The Examiner reported:
The late Ted Kennedy was brother to the United States’ only Catholic president. He received his first Communion from Pope Pius XII, and was married by the Archbishop of New York. He championed social causes such as civil rights and combatting poverty that reflect the teachings of Pope Benedict, as expressed in the pontiff’s recent encyclical “Caritas in Veritate” And, when Obama visited Pope Benedict in July, the U.S. president delivered a sealed correspondence from Kennedy to the pope, the contents of which are unknown (speculation is that the letter was the dying Kennedy’s request for a papal blessing).
And yet, upon the death of the senator, there has been no official comment from the Holy Father. The elephant in the room is, of course, abortion, as well as Kennedy’s other controversial political positions within the Church. He became the face of the liberal wing of the Democratic party, which, aside from abortion, diverged from Church teachings on issues including embryonic stem cell research and gay marriage. According to a report from TIME.com, a veteran official at the Vatican, of U.S. nationality, asked: “Why would he even write a letter to the Pope? The Kennedys have always been defiantly in opposition to the Roman Catholic magisterium.”

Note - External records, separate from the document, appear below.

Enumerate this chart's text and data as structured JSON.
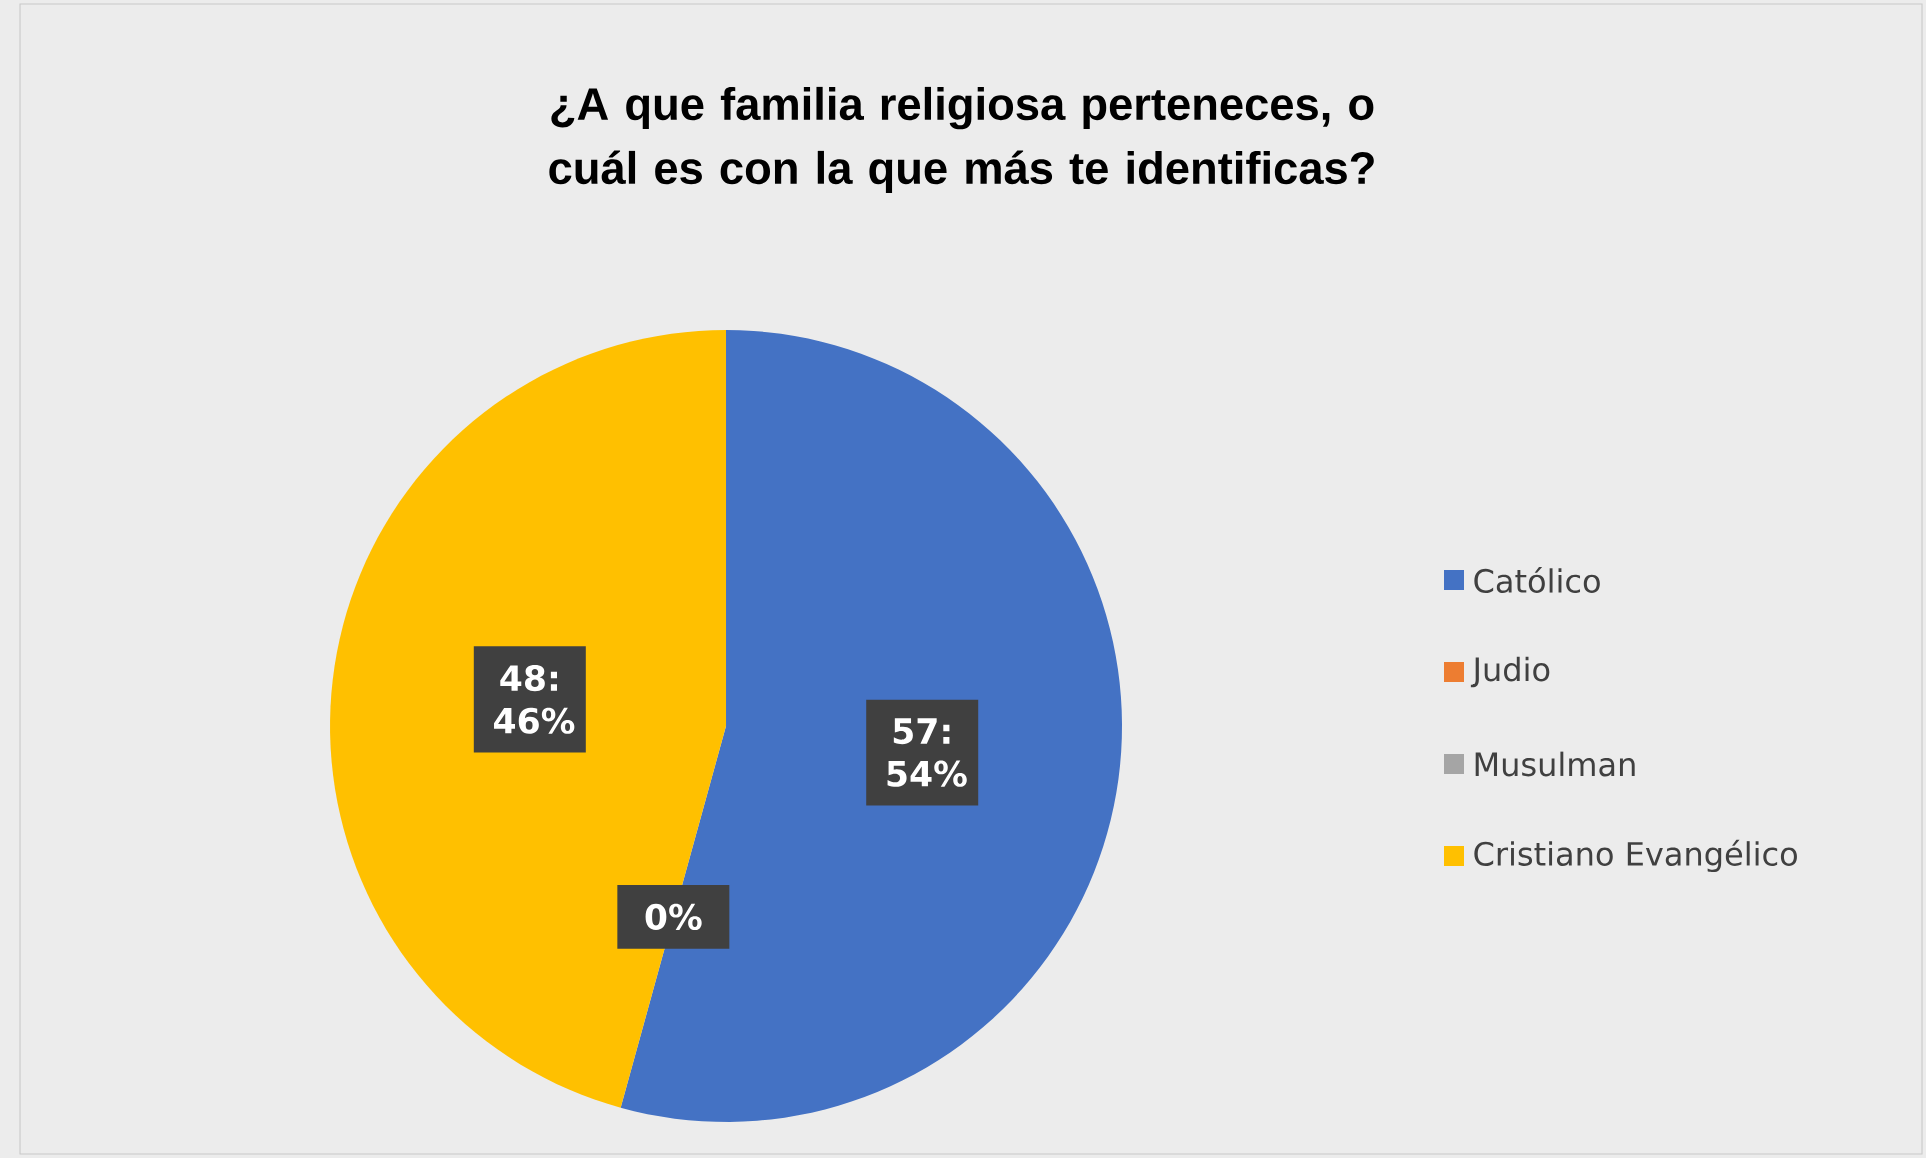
{
  "chart_data": {
    "type": "pie",
    "title": "¿A que familia religiosa perteneces, o cuál es con la que más te identificas?",
    "categories": [
      "Católico",
      "Judio",
      "Musulman",
      "Cristiano Evangélico"
    ],
    "values": [
      57,
      0,
      0,
      48
    ],
    "colors": [
      "#4472c4",
      "#ed7d31",
      "#a5a5a5",
      "#ffc000"
    ],
    "value_labels": [
      "57: 54%",
      "0%",
      null,
      "48: 46%"
    ],
    "legend": "right"
  }
}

…And so, the pope stands in a difficult position. While he seems to want to remain open to the Democratic president, the pontiff may not want to appear as condoning the pro-choice (and pro-gay rights) stance of the Democratic party’s left wing. Then again, the pope’s silence on Kennedy’s death may be less complex. As the Vatican official in the TIME article summarized: “Here in Rome, Ted Kennedy is nobody. He’s a legend with his own constituency. If he had influence in the past, it was only with the Archdiocese of Boston, and that eventually disappeared too.”